For this project, I am using two datasets collected from a Minecraft research server. Since my project focuses on identifying which kinds of players contribute the most gameplay data, the sessions dataset plays a central role. A single player may appear many times in session data, so I computed the total play time for each player by adding the duration of all their sessions. After creating this aggregated measure, I identified the top 20 players with the highest total play time. These players are used to check whether characteristics such as experience, age, or gender are associated with being a heavy contributor.

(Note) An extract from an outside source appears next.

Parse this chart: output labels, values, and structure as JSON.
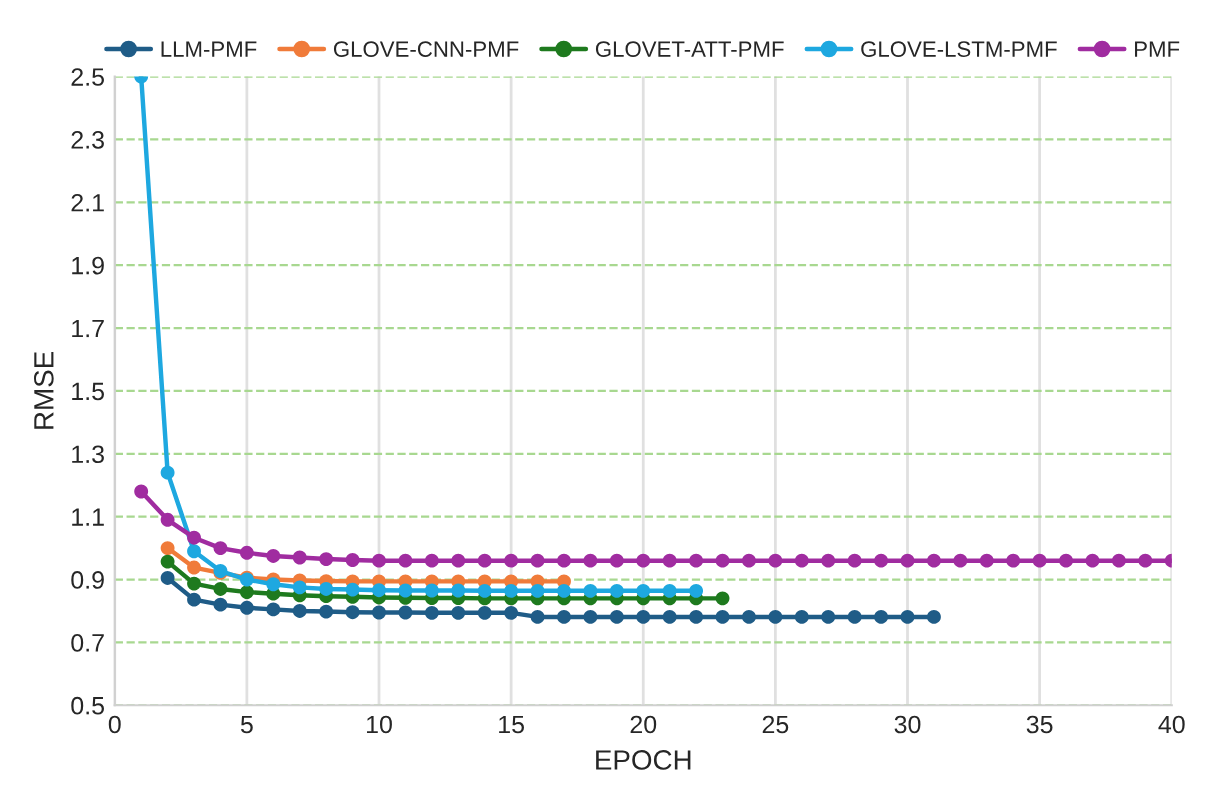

Below are the key variables I use from each dataset

**Number of Observations:**
* There are 68 players in player.csv dataset, and each player is identified using an anonymized hashed email.
* In sessions dataset, there are total 1535 observations wih detailed logs of gameplay sessions.

**From sessions.csv**
* hashedEmail (Character): Player identifier
* start_time (Datetime): when the session started (DD/MM/YYYY HH:MM) format
* end_time (Datetime): when the session ended (DD/MM/YYYY HH:MM) format
* play_time (Numeric): Lengtho of the session in minutes

**From players.csv**
* experience (Character): Player identifier
* gender (Character): Gender
* Age (Numeric): Age in years
* played_hours (Numeric): Self-reported total hours played

**Potential Issues:**

* Some sessions are extremely long, which may indicate players are not playing the game(AFK)
* Several variables in the players dataset, like played_hours, experience level, are self-reported and may not be fully accurate
* The overall sample size is small (68 players)